For detailed steps, see Disable access to services with PowerShell and Disable access to services while assigning user licenses.

Example

The following is an example of how to use the New-MsolLicenseOptions and Set-MsolUserLicense cmdlets to disable Teams for users who have a specific licensing plan. For example, follow these steps to first disable Teams for all users who have a particular licensing plan. Then enable Teams for each individual user who should have access to Teams.

Important

The New-MsolLicenseOptions cmdlet will enable all services that were previously disabled unless explicitly identified in your custom script. For example, if you want to leave both Exchange and Sway disabled while also disabling Teams, you'll need to include this in the script or both Exchange and Sway will be enabled for those users you identified.

Run the following command to display all available licensing plans in your organization. To learn more, see View licenses and services with PowerShell.

  Get-MsolAccountSku

Run the following commands, where <CompanyName:License> is your organization name and the identifier for the licensing plan that you retrieved in the earlier step. For example, ContosoSchool:ENTERPRISEPACK_STUDENT.

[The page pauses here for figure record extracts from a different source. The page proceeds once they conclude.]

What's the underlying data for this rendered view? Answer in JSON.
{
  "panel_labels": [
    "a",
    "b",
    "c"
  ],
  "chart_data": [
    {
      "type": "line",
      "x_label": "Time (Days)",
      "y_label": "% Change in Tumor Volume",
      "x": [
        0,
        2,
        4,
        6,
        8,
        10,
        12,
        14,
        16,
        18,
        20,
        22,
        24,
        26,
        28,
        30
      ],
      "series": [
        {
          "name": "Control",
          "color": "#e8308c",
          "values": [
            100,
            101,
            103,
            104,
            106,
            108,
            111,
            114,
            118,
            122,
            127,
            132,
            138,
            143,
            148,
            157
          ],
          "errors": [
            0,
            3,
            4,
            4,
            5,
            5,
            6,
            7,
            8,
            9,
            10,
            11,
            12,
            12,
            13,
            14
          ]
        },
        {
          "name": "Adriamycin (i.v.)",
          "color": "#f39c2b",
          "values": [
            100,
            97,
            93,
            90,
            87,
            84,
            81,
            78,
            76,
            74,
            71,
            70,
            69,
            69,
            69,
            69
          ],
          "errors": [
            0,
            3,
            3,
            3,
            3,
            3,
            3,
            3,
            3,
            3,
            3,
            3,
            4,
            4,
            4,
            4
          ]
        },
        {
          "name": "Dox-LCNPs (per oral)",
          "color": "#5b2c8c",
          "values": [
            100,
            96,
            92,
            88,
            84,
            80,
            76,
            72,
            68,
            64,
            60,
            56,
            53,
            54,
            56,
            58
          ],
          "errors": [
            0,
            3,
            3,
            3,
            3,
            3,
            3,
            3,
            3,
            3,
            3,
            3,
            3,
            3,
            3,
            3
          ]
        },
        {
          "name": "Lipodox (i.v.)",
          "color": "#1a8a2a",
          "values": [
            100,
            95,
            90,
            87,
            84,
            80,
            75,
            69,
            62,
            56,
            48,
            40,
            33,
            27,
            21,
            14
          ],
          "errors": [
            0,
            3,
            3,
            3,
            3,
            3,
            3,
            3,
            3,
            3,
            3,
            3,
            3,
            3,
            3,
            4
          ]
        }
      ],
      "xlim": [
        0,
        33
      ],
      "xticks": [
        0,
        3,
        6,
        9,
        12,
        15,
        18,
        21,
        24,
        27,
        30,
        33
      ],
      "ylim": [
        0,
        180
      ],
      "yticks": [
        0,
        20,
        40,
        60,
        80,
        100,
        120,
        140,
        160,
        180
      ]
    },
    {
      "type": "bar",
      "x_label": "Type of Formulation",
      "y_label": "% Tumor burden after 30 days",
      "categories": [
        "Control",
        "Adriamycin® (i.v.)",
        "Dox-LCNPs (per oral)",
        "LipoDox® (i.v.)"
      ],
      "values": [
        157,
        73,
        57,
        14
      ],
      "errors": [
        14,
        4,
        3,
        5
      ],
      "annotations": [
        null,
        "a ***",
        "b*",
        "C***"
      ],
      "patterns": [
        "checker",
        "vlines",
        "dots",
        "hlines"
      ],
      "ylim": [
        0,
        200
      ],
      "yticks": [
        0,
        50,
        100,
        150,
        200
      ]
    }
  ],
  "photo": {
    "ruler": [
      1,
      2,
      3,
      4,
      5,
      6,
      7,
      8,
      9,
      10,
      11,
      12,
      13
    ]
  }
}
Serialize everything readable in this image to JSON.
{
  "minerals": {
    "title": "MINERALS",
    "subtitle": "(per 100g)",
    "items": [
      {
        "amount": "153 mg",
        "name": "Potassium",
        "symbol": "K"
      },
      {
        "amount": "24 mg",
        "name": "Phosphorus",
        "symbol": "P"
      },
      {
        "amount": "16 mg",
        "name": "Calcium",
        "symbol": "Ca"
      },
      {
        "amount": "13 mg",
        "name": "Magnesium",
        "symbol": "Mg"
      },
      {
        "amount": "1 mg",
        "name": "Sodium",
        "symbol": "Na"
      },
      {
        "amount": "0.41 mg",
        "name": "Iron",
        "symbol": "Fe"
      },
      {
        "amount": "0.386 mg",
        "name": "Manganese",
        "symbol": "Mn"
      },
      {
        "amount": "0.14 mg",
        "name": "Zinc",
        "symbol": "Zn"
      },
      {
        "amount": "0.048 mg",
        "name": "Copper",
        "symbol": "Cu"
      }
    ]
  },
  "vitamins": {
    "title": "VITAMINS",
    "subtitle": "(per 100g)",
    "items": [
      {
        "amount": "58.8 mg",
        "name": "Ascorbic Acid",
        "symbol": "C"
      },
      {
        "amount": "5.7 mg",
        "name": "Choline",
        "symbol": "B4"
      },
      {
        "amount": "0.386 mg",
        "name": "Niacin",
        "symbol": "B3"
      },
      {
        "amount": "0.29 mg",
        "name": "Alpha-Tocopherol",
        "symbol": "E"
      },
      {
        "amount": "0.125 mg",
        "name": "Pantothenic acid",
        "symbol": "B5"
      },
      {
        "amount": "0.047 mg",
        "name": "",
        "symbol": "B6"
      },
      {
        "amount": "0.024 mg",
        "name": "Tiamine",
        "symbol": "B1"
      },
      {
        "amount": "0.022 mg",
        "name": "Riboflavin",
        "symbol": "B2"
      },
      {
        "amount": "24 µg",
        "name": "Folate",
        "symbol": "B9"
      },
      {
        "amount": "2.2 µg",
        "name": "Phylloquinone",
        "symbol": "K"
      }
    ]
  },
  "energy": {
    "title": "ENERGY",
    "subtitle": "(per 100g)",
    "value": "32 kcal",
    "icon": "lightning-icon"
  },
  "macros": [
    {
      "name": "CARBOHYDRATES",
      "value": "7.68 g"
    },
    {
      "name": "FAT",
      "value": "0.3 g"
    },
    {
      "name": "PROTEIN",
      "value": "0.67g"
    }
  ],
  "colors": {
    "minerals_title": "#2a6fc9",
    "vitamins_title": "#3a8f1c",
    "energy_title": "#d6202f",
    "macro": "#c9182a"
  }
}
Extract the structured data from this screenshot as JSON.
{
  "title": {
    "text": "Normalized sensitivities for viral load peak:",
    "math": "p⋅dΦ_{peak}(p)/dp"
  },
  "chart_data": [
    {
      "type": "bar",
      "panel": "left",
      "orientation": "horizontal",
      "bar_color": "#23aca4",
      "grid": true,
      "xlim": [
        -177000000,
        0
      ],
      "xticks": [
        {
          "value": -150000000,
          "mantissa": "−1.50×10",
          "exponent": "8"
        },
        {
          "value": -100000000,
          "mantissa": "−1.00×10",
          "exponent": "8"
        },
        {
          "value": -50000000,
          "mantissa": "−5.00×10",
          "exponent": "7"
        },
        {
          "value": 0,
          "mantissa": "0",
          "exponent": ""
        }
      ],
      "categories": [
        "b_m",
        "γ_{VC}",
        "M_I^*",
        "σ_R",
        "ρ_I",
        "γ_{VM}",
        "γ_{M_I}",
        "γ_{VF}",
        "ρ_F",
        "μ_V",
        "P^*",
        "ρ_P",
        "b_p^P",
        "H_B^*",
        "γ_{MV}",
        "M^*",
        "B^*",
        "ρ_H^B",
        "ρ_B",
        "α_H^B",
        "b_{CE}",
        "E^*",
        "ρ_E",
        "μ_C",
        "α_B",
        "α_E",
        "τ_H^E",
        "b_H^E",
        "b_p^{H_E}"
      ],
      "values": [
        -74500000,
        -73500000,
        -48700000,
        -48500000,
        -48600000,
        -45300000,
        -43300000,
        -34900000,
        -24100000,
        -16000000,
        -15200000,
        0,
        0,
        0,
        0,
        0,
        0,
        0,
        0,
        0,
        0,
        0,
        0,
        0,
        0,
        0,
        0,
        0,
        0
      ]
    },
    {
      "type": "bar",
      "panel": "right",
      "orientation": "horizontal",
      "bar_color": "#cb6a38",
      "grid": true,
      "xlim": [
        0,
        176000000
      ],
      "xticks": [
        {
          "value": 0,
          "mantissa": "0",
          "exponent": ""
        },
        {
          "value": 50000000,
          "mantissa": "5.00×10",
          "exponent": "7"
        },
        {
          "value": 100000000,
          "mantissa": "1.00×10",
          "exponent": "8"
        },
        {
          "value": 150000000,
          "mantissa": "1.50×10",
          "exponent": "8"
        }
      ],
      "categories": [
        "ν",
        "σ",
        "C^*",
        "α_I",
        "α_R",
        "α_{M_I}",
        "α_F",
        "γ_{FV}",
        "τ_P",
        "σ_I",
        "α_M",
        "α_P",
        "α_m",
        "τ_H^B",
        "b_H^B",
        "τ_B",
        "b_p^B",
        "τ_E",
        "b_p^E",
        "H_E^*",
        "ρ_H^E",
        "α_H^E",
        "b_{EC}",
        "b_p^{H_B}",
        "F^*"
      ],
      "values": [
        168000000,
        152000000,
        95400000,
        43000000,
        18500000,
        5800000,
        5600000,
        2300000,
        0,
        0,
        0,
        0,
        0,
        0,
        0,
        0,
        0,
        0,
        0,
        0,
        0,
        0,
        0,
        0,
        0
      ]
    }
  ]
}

  $acctSKU="<CompanyName:License>
  $x = New-MsolLicenseOptions -AccountSkuId $acctSKU -DisabledPlans "TEAMS1"

Run the following command to disable Teams for all users who have an active license for the licensing plan.

  Get-MsolUser | Where-Object {$_.licenses[0].AccountSku.SkuPartNumber -eq  ($acctSKU).Substring($acctSKU.IndexOf(":")+1,  $acctSKU.Length-$acctSKU.IndexOf(":")-1) -and $_.IsLicensed -eq $True} |  Set-MsolUserLicense -LicenseOptions $x

Manage teams at the organization level

Tenant-level control for Teams was removed effective August 2018. Control access to Teams in your organization with user-level licensing. To learn more, see Manage user access to Teams.

The exception to this change is Microsoft Teams for Education (EDU). You can still manage Teams at the organization level if you have an EDU license. To do this, go to the Microsoft 365 admin center > Settings > Services and add-ins > Microsoft Teams. If you're using the new Teams admin center, you'll have to turn off Try the new admin center to find Services and add-ins.

Important

You may have to wait up to 24 hours for your changes to take effect.